Have you recently upgraded FortiGate and noticed after a week that Memory Utilization is much higher than before? You might be facing a memory leak.
I'll describe that issue using example process: WAD - responsible for Explicit Proxy and WAN Optimization.
You have noticed that RAM usage is much higher than expected. How to drill down which process is eating all memory?

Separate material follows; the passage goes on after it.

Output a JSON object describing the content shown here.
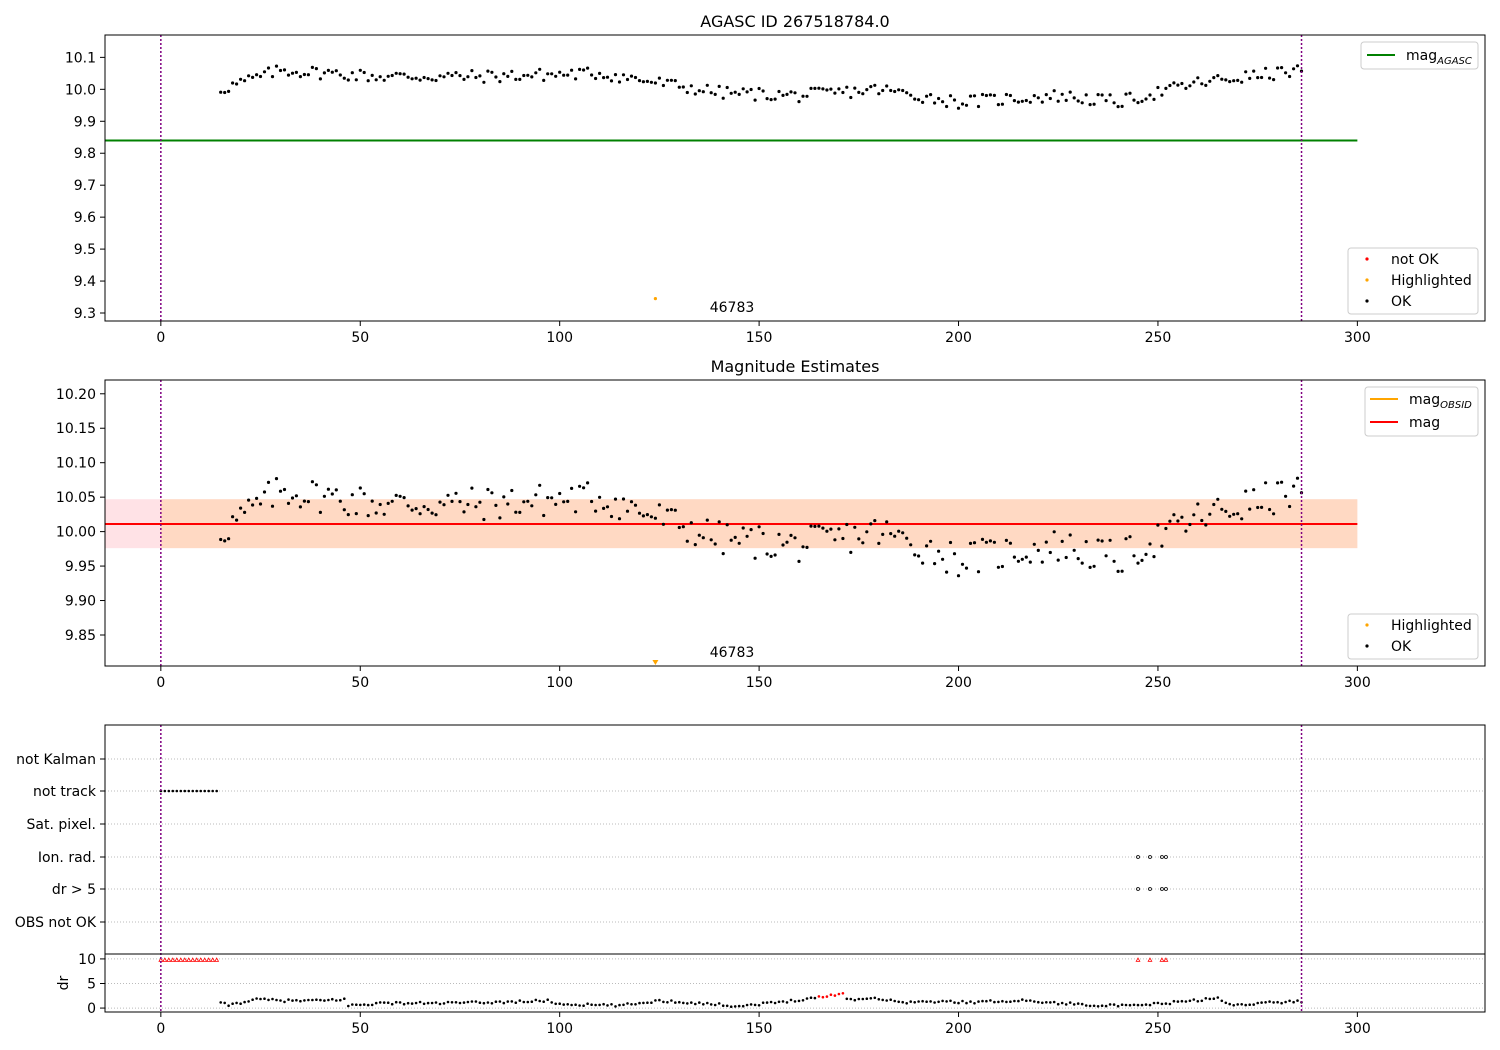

Remember, that FortiGate is a Unix box in general. Some troubleshooting commands are ported to FortiOS. I'll use htop:
FGT# diag sys top-summary CPU [|||||||||||| ] 30.7% Mem [|||||||||||||||||||||||||||||||||||| ] 90.3% 1761M/1863M Processes: 20 (running=2 sleeping=134) PID RSS CPU% ^MEM% FDS TIME+ NAME * 153 451M 0.0 24.1 461 53:57.80 wad [x10] 136 367M 0.0 19.7 442 01:32.16 ipsmonitor [x6] 156 46M 100.8 2.5 22 19:51.69 updated [x2] 133 42M 0.8 2.3 25 02:49.33 httpsd [x4] 155 31M 0.0 1.7 47 15:39.36 scanunitd [x5] 107 29M 0.0 1.6 14 11:25.40 cmdbsvr 143 29M 0.0 1.6 25 56:54.89 forticron 31121 24M 0.0 1.3 12 00:00.86 pyfcgid [x4] 183 21M 0.0 1.1 26 10:12.94 cw_acd (...)
In my example, wad process (10 instances of it to be specific) is eating around 24% of memory. Depends on the config and appliance total memory, it can eat even 90% of RAM if the memory leak is present.
NOTE: I ignored ipsmonitor because in my configuration 20% of memory utilization is constant for that process and it was a similar value before an upgrade.
I prefer top-summary compared to top, because it summarize all instances of a single process, which gives you a nice overview how much RAM each feature is using.
Check if there is new software available. Usually, memory leak issues are quickly traced down and fixed with the next minor upgrade. Read the Release Notes! If you are running the latest avaiable software the main branch, there are 2 options:
- downgrade - I try to avoid it, as it's a messy solution
- schedule auto-restart of a process
I'll focus on the second solution. In many cases, you can use it untill a new software version is released.
I'll write a simple script that is executed every 12 hours:
config system auto-script edit restart_wad set interval 43200 set repeat 356 set start auto set script 'diag test app wad 99' next end
That script will automatically, every 12 hours, restart a wad process. Simple, but effective. Remember to remove it after a software upgrade to the verison which resolves this bug.
If the bug is present in the latest available software, make sure that you open a case with Fortinet Support. If they are not aware of the bug, it won't be fixed.
That procedure applies to all other processes. If you can't restart it using diag command, try killing a process (FortiOS should automatically restart it):
FGT# diagnose sys kill 9 <pid>
- <pid> - replcae it with PID number obtainted from top or top-summary output.